Factors affecting strategic marketing decisions in agriculture : a study of fruit farmers in Thailand : a thesis presented in partial fulfilment of the requirements for the degree of Doctor of Philosophy in Agribusiness at Massey University, Palmerston North, New Zealand
The transformation of agri-food marketing systems worldwide has implications for small-scale fruit farmers in Thailand. Effective strategic marketing decisions (SMDs) of farmers are essential elements in response to market transformation. Based on the theory of strategic decision making, SMDs are made in regards to the availability of internal resources, the dynamics of the external environment and the goals that need to be accomplished. Previous literature mostly explains the SMDs of individual farmers in developed countries. Research work in developing countries generally concentrates on SMDs, in order to link small-scale farmers to markets. Characterised by small-scale operations farmers in Thailand were not considered as being leading actors in agri-food value chains. As a result, available research on SMDs, which reflect farmers' strategic capability, was scarce within a Thailand context.
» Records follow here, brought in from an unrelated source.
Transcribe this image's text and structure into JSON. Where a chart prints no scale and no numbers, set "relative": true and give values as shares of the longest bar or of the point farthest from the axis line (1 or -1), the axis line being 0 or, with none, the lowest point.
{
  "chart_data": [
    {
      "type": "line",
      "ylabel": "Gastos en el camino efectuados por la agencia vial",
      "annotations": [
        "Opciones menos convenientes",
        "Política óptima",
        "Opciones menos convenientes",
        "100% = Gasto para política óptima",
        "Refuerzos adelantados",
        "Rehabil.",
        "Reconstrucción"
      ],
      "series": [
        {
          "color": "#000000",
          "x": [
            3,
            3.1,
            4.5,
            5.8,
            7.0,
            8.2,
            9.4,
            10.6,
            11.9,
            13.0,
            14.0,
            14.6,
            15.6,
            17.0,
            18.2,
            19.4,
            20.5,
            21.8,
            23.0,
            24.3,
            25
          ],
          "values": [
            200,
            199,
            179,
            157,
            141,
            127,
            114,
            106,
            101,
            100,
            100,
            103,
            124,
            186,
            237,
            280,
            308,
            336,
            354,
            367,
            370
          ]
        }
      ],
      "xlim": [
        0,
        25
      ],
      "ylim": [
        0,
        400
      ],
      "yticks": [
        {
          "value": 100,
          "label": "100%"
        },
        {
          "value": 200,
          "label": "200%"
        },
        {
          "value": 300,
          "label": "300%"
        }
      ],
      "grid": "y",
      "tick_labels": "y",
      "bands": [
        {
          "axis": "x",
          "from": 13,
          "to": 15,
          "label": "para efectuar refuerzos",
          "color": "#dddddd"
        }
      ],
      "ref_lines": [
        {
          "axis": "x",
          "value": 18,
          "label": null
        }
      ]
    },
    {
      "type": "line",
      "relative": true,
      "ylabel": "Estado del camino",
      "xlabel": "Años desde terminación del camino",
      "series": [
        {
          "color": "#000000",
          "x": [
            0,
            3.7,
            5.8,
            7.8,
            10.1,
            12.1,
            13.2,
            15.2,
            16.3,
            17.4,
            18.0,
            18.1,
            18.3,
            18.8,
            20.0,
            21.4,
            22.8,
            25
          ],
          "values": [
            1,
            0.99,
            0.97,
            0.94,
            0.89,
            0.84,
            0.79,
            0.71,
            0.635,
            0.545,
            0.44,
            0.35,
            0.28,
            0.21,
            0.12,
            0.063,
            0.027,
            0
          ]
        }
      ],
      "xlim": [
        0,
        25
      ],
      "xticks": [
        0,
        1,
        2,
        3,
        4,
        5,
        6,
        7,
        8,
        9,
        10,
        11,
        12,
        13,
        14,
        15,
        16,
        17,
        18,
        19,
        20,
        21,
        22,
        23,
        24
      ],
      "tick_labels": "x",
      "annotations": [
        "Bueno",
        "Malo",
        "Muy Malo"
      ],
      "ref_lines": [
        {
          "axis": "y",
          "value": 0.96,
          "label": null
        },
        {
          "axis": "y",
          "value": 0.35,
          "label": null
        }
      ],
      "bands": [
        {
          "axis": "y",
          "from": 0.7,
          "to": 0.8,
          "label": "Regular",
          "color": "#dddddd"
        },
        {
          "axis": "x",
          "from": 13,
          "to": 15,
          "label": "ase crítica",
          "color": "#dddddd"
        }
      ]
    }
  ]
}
This study employed a quantitative survey-based approach to determine key factors that affect the SMDs of fruit farmers in Chanthaburi province of Thailand. Qualitative data was also collected in a pilot study, in order to develop the conceptual model and the foundation of the questionnaire. The survey data was collected from 216 fruit farmers, through the use of face-to-face interviews with structured questionnaires. Descriptive statistics and chi-square tests were employed to describe and compare the fruit farmers who used traditional marketing channels (TM users) with those who used high-value marketing channels (HM users). Furthermore, factor analysis was employed to identify factors included in the conceptual model, and logistic regression was employed to test the hypotheses.
This study found that SMDs towards high-value market participation were positively related to business size, experience in fruit farming, perceived importance of market requirements, and farmers' goals in regards to effectiveness. The results suggest that small business sized farms need to improve their productivity and increase their business capacity, via collective actions that would allow them to benefit from collective learning with experienced farmers, which could lead to updated market information. It was also noted that some farmers aimed to achieve their production goals by focusing on efficiency, while others desired a simple lifestyle by focusing their lives on self-sufficiency. This implied that different types of farmers needed to be encouraged in different ways, in order to develop their strategic capabilities as important stakeholders in the fruit industry of Thailand.